Island Bay Community Town Hall

Overview

Entrant: 
Beau Engelbrecht / Victoria University School Of Architecture And Design

Category: 
12. Student design award

The Island Bay Community Town Hall project is an exploration of timber construction through a wholistic design process with the purpose of providing drier, warmer buildings without risk of mould growth as a near-future application for medium scale high performance timber buildings that the NZ timber construction industry can and should proceed with for the carbon reduction targets.

The selection of timber for this project was based on Wellington's seismic climate, the material's forgiving stress loads, the cheaper cost for collection and manufacturing of glulam structural elements, alongside the warm and natural nature of timber itself for a welcoming environment.

An arrangement of tall glulam 225x225mm columns which are anchored to a concrete footing foundation provide the vertical structural load capacity, alongside 88x315mm glulam split primary beams support the timber span suspended flooring and the 45° corner braces.

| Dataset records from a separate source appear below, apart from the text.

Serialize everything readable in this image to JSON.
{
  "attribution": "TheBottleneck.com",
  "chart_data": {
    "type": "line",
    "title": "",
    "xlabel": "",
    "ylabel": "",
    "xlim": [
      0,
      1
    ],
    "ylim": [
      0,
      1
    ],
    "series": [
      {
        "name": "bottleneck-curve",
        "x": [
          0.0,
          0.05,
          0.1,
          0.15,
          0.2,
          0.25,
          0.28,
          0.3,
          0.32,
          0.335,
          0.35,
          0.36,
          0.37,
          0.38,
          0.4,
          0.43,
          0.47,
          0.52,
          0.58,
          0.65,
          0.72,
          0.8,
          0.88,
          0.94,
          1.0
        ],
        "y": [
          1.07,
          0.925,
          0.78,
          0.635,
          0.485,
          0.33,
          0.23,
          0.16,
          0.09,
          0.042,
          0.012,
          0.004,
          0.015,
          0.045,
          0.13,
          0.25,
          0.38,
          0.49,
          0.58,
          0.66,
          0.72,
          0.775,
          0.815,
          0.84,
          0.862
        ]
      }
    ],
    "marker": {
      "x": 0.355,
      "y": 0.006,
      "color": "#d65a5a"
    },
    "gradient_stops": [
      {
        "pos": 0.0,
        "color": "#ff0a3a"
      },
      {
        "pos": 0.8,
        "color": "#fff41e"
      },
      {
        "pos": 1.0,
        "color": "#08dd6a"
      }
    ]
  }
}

Timber provides aesthetic features also, with the majority of the structural elements being exposed inside the building behind the envelope. This allows for the potential for community carvings or pyrography to decorate the internal structure.

The process behind this structural and material selection started with analyzing the concept building, and exploring through various materials such as steel, concrete, and timber alongside their strongest construction methods. The end result found timber to be far easier in terms of transportation, manufacturing, easy to work with, cost effective, and slightly more environmentally friendly. Having chosen timber, I studied platform framing and post and beam methods, to which I found the post and beam to be more a more aesthetically pleasing traditional construction and its exposed structural elements rather than covering their complexion. This was followed by investigating numerous envelope construction methods to suit the design.

The reason behind the glulam method was the difficult and costly issue of acquiring large timber spans or sizes, whereas glulam allows for many smaller spans of timber whether recycled or simply from scrap material on construction sites presents a environmentally and economy friendly alternative to dumping scrap, off-cut timber in landfills. 
The timber species consists of pine, due to its fast growing nature, relative ease of acquiring and manufacturing.

I've always found interest in how things are constructed with all the nitty-gritty details, and today in architecture and engineering I find it a shame that buildings tend to cover-up the structural elements rather than celebrating them into their design. For this project submission, I've made sure that the structural elements and timber construction is celebrated and revealed.